Preparation, Characterization, and Adsorption Performance of H 2 TiO 3 Lithium Ion Sieves with Homogeneous Nanoparticles: Kinetics, Thermodynamics, and Mechanism Analysis

Abstract Li 2 TiO 3 precursor with layered structure is successfully prepared by template‐free method using anatase TiO 2 and Li 2 CO 3 , followed by the treatment of dilute hydrochloric acid, which leads to obtaining H 2 TiO 3 lithium ion sieve nanoparticles with uniform dispersion and small size. The adsorption performance and mechanism of the H 2 TiO 3 are being studied. The experimental results show that the H 2 TiO 3 lithium ion sieve has a large BET specific surface area (19.10 m 2 g −1 ) and good thermal stability. At the same time, it also has a high adsorption rate and adsorption capacity (55.13 mg g −1 ) towards Li + in solution due to its high dispersibility and uniformity of particle size, which can expose more adsorption sites in LiCl solution. The adsorption capacity of the H 2 TiO 3 lithium ion sieve can reach 46.63 mg g −1 , which achieves 84.58% of the equilibrium adsorption capacity. The equilibrium adsorption parameters follow the Langmuir model perfectly, demonstrating that Li + undergoes monolayer adsorption. The results of thermodynamic and kinetic analysis show that the adsorption behavior of H 2 TiO 3 is spontaneous and conforms to the pseudo‐second‐order kinetic model, indicating the adsorption process is controlled by chemosorption.
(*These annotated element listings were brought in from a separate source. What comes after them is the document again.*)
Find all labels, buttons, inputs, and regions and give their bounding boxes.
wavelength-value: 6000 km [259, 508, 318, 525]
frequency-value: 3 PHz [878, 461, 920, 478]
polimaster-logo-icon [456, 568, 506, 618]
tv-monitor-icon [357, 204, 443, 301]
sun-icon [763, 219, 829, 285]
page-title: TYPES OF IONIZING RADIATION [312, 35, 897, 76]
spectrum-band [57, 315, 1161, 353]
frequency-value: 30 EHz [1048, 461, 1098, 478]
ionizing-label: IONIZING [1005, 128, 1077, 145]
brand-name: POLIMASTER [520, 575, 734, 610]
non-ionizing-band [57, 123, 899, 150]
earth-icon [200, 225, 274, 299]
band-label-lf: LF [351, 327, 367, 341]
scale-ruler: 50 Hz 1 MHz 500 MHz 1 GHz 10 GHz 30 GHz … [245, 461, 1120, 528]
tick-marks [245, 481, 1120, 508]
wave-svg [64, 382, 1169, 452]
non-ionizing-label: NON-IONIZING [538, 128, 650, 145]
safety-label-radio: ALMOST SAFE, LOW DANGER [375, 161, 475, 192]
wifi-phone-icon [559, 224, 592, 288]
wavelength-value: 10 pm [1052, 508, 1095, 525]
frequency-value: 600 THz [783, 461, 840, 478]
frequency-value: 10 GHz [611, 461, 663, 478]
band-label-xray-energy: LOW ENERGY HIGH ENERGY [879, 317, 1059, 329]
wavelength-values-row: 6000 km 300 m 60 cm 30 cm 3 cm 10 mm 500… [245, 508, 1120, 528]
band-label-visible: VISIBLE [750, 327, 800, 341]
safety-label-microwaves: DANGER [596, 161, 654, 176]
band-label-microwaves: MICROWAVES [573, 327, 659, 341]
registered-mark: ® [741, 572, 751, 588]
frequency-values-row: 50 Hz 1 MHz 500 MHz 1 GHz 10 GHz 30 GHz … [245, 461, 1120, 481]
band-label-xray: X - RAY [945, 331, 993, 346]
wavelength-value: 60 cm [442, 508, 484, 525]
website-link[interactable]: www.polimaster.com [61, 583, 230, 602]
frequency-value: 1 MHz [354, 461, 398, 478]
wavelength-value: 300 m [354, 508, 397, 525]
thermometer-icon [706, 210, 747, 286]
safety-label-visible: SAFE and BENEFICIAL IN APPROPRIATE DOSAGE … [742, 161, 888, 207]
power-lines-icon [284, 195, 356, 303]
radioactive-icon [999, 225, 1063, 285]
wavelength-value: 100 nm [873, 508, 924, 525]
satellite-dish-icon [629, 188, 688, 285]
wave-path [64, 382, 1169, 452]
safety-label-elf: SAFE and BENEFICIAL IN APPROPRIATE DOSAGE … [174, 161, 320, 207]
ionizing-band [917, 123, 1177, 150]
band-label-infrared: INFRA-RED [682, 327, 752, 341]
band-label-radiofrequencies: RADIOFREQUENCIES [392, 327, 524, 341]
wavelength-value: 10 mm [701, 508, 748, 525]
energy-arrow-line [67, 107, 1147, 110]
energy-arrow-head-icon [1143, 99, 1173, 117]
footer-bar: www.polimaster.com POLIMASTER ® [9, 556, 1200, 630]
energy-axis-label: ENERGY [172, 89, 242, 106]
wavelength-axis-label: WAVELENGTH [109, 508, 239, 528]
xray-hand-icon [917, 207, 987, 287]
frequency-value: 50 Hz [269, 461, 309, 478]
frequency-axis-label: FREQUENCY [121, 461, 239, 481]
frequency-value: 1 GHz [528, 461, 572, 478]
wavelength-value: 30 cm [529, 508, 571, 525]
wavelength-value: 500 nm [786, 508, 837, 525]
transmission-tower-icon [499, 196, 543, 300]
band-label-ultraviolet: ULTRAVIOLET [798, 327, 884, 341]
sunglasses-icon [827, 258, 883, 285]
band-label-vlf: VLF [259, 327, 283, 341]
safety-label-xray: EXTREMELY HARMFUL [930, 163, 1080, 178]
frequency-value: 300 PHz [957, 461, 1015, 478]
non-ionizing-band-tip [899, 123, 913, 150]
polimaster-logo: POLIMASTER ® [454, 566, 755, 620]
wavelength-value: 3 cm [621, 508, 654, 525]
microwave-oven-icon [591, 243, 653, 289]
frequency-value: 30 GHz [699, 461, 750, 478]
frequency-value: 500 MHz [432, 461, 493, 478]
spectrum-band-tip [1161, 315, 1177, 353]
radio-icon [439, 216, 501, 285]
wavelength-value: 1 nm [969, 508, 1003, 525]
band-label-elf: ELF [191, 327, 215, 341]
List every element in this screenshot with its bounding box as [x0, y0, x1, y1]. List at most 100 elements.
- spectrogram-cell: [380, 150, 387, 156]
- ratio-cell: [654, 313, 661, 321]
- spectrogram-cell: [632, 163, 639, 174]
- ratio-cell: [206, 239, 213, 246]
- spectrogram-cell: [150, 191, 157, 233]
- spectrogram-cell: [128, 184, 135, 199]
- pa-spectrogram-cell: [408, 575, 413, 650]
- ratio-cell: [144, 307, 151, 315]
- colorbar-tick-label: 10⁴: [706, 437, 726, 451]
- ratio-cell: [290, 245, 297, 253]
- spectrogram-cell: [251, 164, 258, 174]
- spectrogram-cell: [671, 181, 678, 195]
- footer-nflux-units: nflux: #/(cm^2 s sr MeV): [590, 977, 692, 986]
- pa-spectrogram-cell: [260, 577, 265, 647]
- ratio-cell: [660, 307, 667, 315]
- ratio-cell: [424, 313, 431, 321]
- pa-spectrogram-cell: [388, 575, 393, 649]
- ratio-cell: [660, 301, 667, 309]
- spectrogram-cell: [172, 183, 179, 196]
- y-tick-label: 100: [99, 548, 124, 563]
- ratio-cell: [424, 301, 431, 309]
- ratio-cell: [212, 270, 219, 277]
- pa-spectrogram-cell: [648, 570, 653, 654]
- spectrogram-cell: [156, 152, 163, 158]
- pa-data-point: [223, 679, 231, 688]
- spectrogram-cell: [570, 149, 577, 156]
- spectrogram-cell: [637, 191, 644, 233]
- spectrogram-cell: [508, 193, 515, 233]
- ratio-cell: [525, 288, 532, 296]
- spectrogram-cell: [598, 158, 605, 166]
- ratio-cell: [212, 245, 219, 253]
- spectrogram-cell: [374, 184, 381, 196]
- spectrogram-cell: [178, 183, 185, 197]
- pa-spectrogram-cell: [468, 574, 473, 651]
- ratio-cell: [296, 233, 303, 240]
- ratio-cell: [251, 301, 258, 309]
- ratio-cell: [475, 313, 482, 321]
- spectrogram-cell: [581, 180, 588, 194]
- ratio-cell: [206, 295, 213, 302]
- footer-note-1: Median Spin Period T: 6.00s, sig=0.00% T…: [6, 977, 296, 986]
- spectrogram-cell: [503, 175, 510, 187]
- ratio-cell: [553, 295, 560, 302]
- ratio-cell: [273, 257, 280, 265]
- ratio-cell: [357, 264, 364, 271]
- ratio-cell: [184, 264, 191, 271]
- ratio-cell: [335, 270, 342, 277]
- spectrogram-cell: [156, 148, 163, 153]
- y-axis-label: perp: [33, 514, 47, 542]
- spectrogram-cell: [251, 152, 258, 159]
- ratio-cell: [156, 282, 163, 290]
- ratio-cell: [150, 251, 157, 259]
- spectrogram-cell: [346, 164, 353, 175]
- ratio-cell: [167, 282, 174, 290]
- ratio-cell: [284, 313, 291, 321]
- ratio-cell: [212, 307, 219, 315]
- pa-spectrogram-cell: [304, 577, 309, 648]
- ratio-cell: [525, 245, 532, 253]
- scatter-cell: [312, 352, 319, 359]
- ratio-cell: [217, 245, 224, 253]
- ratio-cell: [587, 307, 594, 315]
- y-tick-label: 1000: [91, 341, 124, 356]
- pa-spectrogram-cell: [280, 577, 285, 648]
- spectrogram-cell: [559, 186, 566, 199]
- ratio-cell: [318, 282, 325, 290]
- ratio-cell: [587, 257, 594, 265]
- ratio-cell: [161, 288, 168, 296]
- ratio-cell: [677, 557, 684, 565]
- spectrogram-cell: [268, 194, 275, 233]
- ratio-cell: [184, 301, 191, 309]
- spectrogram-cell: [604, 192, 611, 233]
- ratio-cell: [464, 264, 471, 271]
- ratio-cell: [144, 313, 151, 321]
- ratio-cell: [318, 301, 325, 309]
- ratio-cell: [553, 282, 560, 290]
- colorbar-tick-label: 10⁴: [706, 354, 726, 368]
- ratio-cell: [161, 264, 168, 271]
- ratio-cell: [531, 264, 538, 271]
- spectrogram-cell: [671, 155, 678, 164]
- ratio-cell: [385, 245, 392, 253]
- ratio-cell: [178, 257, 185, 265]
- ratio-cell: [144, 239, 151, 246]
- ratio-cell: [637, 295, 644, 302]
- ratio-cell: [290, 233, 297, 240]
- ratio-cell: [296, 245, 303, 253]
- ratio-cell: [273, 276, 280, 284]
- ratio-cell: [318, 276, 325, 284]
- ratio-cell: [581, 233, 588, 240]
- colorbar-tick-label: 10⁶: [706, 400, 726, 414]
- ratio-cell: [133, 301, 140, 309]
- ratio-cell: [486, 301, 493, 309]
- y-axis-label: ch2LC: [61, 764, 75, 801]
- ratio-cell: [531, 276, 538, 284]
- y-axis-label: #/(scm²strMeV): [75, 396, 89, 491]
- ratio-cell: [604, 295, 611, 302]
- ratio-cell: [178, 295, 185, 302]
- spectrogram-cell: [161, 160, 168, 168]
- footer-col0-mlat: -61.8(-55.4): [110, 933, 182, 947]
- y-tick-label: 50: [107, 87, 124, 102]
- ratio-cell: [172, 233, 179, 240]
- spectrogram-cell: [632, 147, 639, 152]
In addition, after five adsorption/desorption cycles, the H 2 TiO 3 lithium ion sieve still shows a high adsorption capacity of 46.15 mg g −1 , and the dissolution loss of titanium is only 0.14%, which shows that the cycle stability is excellent. XPS and zeta potential analyses illustrate that the adsorption mechanism of Li + on the H 2 TiO 3 is an ion exchange reaction between Li + and H + , combined with the electrostatic attraction of the adsorbent surface. Additionally, the adsorption performance of H 2 TiO 3 lithium ion sieve in West Taijinaier Salt Lake brine was tested, and the adsorbent material proves itself is a perspective candidate for lithium extraction from aqueous lithium resources.